Young adults who reported higher stress during their teenage years to adulthood were more likely to have high blood pressure, obesity, and other cardiometabolic risk factors than their peers who reported less stress, according to new research published in the Journal of the American Heart Association.
Cardiometabolic risk factors often occur together and are a significant cause of cardiovascular disease. These include obesity, type 2 diabetes or prediabetes, high cholesterol, and high blood pressure, researchers noted.
“Understanding the effects of perceived stress starting in childhood is important for preventing, lessening or managing higher cardiometabolic risk factors in young adults,” said study author Fangqi Guo, Ph.D., postdoctoral research fellow at Keck School of Medicine, University of Southern California, Los Angeles.
“Our findings suggest that perceived stress patterns over time have a far-reaching effect on various cardiometabolic measures including fat distribution, vascular health and obesity,” Guo said. “This could highlight the importance of stress management as early as in adolescence as a health protective behavior.”

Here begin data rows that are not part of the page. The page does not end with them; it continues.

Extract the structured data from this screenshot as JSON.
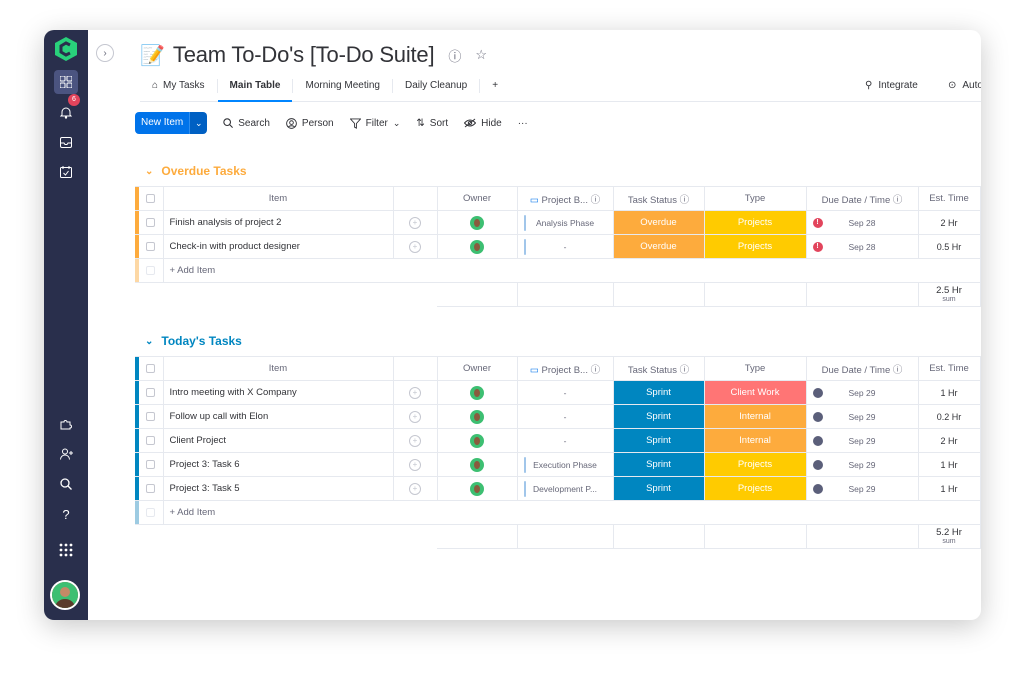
{
  "colors": {
    "sidebar": "#292f4c",
    "accent": "#0073ea",
    "overdue_group": "#fdab3d",
    "today_group": "#0086c0",
    "overdue": "#fdab3d",
    "sprint": "#0086c0",
    "projects": "#ffcb00",
    "client_work": "#ff7575",
    "internal": "#fdab3d"
  },
  "sidebar": {
    "notifications_count": "6",
    "icons": [
      "apps-icon",
      "bell-icon",
      "inbox-icon",
      "calendar-check-icon",
      "puzzle-icon",
      "add-user-icon",
      "search-icon",
      "help-icon",
      "grid-icon"
    ]
  },
  "board": {
    "icon": "📝",
    "title": "Team To-Do's [To-Do Suite]"
  },
  "tabs": [
    {
      "label": "My Tasks",
      "icon": "home-icon"
    },
    {
      "label": "Main Table",
      "active": true
    },
    {
      "label": "Morning Meeting"
    },
    {
      "label": "Daily Cleanup"
    },
    {
      "label": "+"
    }
  ],
  "right_actions": {
    "integrate": "Integrate",
    "automate": "Autom"
  },
  "toolbar": {
    "new_item": "New Item",
    "search": "Search",
    "person": "Person",
    "filter": "Filter",
    "sort": "Sort",
    "hide": "Hide",
    "more": "···"
  },
  "columns": {
    "item": "Item",
    "owner": "Owner",
    "project": "Project B...",
    "status": "Task Status",
    "type": "Type",
    "due": "Due Date / Time",
    "est": "Est. Time"
  },
  "groups": [
    {
      "title": "Overdue Tasks",
      "rows": [
        {
          "item": "Finish analysis of project 2",
          "project": "Analysis Phase",
          "status": "Overdue",
          "type": "Projects",
          "due": "Sep 28",
          "est": "2 Hr"
        },
        {
          "item": "Check-in with product designer",
          "project": "-",
          "status": "Overdue",
          "type": "Projects",
          "due": "Sep 28",
          "est": "0.5 Hr"
        }
      ],
      "add_label": "+ Add Item",
      "sum": "2.5 Hr",
      "sum_label": "sum"
    },
    {
      "title": "Today's Tasks",
      "rows": [
        {
          "item": "Intro meeting with X Company",
          "project": "-",
          "status": "Sprint",
          "type": "Client Work",
          "due": "Sep 29",
          "est": "1 Hr"
        },
        {
          "item": "Follow up call with Elon",
          "project": "-",
          "status": "Sprint",
          "type": "Internal",
          "due": "Sep 29",
          "est": "0.2 Hr"
        },
        {
          "item": "Client Project",
          "project": "-",
          "status": "Sprint",
          "type": "Internal",
          "due": "Sep 29",
          "est": "2 Hr"
        },
        {
          "item": "Project 3: Task 6",
          "project": "Execution Phase",
          "status": "Sprint",
          "type": "Projects",
          "due": "Sep 29",
          "est": "1 Hr"
        },
        {
          "item": "Project 3: Task 5",
          "project": "Development P...",
          "status": "Sprint",
          "type": "Projects",
          "due": "Sep 29",
          "est": "1 Hr"
        }
      ],
      "add_label": "+ Add Item",
      "sum": "5.2 Hr",
      "sum_label": "sum"
    }
  ]
}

For this study, researchers analyzed health information from the Southern California Children’s Health Study. Participants had enrolled in the study as children along with their parents, then participated in follow-up assessments as adolescents—average age 13—and as young adults—average age 24.
At each stage, stress was measured with a four-item Perceived Stress Scale, a questionnaire about feelings and thoughts during the last month. Study participants were categorized into four risk-based groups: consistently high stress over time, decreasing stress over time, increasing stress over time, and consistently low stress over time.
To evaluate cardiometabolic risk in young adulthood, Guo and colleagues used measures of carotid artery intima-media thickness (measures neck artery thickness); systolic (top number) and diastolic (bottom number) blood pressure; weight, percentage of body fat and fat distribution; and hemoglobin A1c.
The analysis found that consistently high perceived stress from adolescence through adulthood was associated with a greater risk for cardiometabolic diseases in young adulthood. If individuals experienced greater levels of stress from their teenage years into adulthood, they were more likely to have worse vascular health, higher total body fat, more fat around the belly and higher risk of obesity compared to those who felt less stressed over time.
A limitation was the study’s relatively small size of 276 people. Studies with more participants would help clarify the results.